6.) And finally, the BJP’s style of campaigning was a far cry from the more sophisticated, multi-media driven issue based agenda. The BJP resorted to lot of mud-slinging against AAP and its leader Kejriwal, calling him badnaseeb (unlucky), Naxalite, anarchist, a 49-day disaster who quit the government last year, because he would have been otherwise lynched.
7.) Smacking of desperation, the BJP accused AAP of receiving donations whereas the stark reality has been the common man’s party was struggling to advertise in leading newspapers because costs were prohibitive. I did happen to see in Manish Sisodia’s office in east Delhi how the former journalist put down a request for a full page advertisement just because it was far too expensive.
Conclusions: While AAP focused on the slum clusters, Muslims, workers and marginalized groups, besides pitching in to woo the middle-class localities, they were also all over the TV newsrooms in debates, arguments and clarifications. The BJP was busy mudslinging and wasted time in character assassinations.

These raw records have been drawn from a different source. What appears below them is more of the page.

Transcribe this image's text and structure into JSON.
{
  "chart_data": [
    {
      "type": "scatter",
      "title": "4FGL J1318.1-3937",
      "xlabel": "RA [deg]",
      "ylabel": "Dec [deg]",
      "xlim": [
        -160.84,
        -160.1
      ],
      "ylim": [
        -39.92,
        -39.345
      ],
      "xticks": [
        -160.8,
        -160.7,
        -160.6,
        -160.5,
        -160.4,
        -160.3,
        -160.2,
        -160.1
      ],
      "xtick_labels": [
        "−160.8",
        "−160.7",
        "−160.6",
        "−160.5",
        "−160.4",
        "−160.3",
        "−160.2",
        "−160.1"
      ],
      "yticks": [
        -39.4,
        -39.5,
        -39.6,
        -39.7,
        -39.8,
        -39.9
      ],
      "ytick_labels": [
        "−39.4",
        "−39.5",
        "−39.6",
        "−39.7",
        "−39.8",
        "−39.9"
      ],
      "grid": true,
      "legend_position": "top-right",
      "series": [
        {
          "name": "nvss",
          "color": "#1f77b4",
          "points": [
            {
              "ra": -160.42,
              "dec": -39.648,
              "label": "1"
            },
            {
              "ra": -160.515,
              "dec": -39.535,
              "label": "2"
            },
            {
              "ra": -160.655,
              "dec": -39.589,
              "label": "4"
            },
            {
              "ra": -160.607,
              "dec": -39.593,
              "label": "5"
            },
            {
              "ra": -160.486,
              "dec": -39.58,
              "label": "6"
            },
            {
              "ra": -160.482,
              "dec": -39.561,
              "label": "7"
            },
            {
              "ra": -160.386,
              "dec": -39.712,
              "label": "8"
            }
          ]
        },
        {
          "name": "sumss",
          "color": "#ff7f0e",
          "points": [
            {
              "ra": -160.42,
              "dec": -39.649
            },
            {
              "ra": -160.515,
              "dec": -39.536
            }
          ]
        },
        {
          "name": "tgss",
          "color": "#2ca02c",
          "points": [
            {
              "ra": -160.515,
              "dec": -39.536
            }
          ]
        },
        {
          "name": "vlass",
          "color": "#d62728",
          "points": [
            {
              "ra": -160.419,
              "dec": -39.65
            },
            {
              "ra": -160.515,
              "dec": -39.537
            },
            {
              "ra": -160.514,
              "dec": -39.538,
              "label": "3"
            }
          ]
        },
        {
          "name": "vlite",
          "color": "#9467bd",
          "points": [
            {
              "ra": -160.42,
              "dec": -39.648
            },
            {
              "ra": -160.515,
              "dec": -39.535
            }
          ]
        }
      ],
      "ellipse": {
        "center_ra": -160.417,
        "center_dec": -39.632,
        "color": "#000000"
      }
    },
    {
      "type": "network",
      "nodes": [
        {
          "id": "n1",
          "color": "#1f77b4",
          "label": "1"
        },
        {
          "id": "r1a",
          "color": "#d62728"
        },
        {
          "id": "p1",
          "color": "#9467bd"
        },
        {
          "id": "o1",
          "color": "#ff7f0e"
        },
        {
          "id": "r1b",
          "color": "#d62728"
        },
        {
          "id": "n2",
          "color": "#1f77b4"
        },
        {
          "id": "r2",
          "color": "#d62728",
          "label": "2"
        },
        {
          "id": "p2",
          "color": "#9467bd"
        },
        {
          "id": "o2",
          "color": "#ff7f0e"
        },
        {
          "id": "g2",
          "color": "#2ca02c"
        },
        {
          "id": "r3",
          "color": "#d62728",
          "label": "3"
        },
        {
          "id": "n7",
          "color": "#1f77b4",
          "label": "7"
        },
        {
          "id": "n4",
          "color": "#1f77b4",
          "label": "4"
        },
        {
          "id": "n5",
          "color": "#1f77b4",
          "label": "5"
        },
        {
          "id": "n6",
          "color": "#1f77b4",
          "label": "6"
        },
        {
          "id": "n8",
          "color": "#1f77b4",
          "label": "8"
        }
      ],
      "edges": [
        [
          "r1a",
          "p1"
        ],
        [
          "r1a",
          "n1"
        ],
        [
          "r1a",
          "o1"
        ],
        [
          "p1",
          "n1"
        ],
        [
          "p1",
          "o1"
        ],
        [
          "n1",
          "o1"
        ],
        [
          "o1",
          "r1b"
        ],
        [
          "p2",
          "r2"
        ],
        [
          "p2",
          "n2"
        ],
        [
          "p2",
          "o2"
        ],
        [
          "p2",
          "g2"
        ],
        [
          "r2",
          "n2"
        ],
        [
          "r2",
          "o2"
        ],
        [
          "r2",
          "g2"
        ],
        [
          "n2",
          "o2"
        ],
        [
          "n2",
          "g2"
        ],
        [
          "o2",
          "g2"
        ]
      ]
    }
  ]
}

It must be remembered that the political process is changing rather drastically today. There is the rise of the independent minded voter who is selfish and focused on his needs—soon to become the decisive factor in future elections.
Kejriwal on his part was focused on beaming his poll strategy around the issues that the majority of the people faced—the rising electricity and water bills, safety and security of women, rampant corruption in all strata of governance to name a few.
“This is BJP’s defeat and also Modi’s. Because when he campaigned for the Lok Sabha polls, he sold a dream of Achhe Din (Good Days) to the voters. Many of us fell for that promise. However, in last eight months since he became the Prime Minister he has gone back on many promises including the promise of reining in the corruption, bringing back the black money. This had led to the party and Modi losing their credibility which is seen in today’s result,” said veteran activist Anna Hazare, from whose civil rights movement Kejriwal was baptized once upon a time.
Put simply, no one needs a riot when there are jobs to be done and bills to be paid—and Kejriwal and his party did focus just on this to eventually romp home as victors.